HyperZ
A
major problem that all game developers have to face when designing 3D worlds is
known as overdraw. To understand what overdraw is, consider a 3D deck of cards
sitting on a table. Most graphics processors have no way of knowing what card
will be closest to the viewer. They must render every card in the deck, then check
each pixel's depth in the Z buffer to see if it is visible to the viewer. Ultimately
the top card is rendered, determined to be closest to the viewer and is displayed.
This overwriting of pixels in the frame buffer is known as overdraw and causes
large amounts of memory bandwidth to be wasted.
A
measure of the amount of overdraw in a scene is called depth complexity, which
represents the ratio of total pixels rendered to visible pixels. For example,
if a scene has a depth complexity of 3, this means 3 times as many pixels were
rendered as were actually visible on the screen. This also means that 3 times
the fillrate is needed to display the scene at the same frame rate if there was
0 overdraw. But the problem is not only fillrate limitations caused by overdraw,
the real problem is the memory requirements associated with those wasted pixels.

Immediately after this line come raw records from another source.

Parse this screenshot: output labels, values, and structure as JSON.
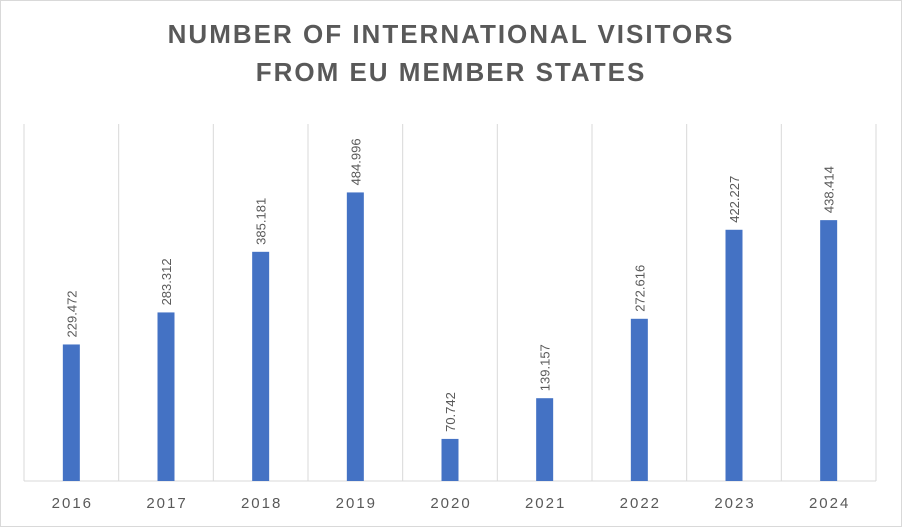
{
  "chart_data": {
    "type": "bar",
    "title_lines": [
      "NUMBER OF INTERNATIONAL VISITORS",
      "FROM EU MEMBER STATES"
    ],
    "categories": [
      "2016",
      "2017",
      "2018",
      "2019",
      "2020",
      "2021",
      "2022",
      "2023",
      "2024"
    ],
    "values": [
      229.472,
      283.312,
      385.181,
      484.996,
      70.742,
      139.157,
      272.616,
      422.227,
      438.414
    ],
    "data_labels": [
      "229.472",
      "283.312",
      "385.181",
      "484.996",
      "70.742",
      "139.157",
      "272.616",
      "422.227",
      "438.414"
    ],
    "ylim": [
      0,
      600
    ],
    "grid": "vertical",
    "legend": "none",
    "bar_color": "#4472C4",
    "grid_color": "#d9d9d9",
    "text_color": "#595959"
  }
}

For every pixel rendered, the processor must check the Zbuffer to see if it should
be written to the frame buffer. Assuming an average overdraw of 3, that not only
means we need triple the fillrate, we also require triple the memory bandwidth
to sustain a framerate. This is where the real limitations of today's graphics
processor is, even using 200MHz DDR memory, we simply cannot do not have enough
memory bandwidth. This makes the benefits of detecting and eliminating pixels
which the viewer will never see two fold, the fillrate requirements are lower,
and the associated memory bandwidth requirements are lower.
HyperZ
is ATI's method of detecting and removing those surfaces which the viewer
cannot see. It works by breaking up the scene into small tiles with an associated
Maximum Z and Minimum Z. This information is stored in on die cache, this
is why we don't have a memory bandwidth penalty for doing this. Then for
every triangle that is sent to the graphics processor, it's Z value is checked
against that stored in the HyperZ cache. If it is not visible to the viewer
it is tossed out, and if it is, the triangle is allowed to continue through
the rendering pipeline.
ATI's
estimates put the average overdraw at around 3 in today's games, but how effective
HyperZ technology is we don't know.
As
we've discussed, Zbuffer transfers make up a large portion of the memory bandwidth
requirements in current GPU's. HyperZ dealt with reducing some of those bandwidth
requirements, but to help further ATI has enabled a minor compression routine
between the GPU and memory. Affectionately called Z Compression, this is really
nothing too new, just fancy ATI marketing.
The last
component of HyperZ is known as Fast Z Clear. Traditionally when the GPU
is done rendering a scene it then goes back and writes 0's to the Z buffer
before starting on the next frame. ATI has developed a technique which allows
them to clear the Z buffer about 60 times faster than writing 0's.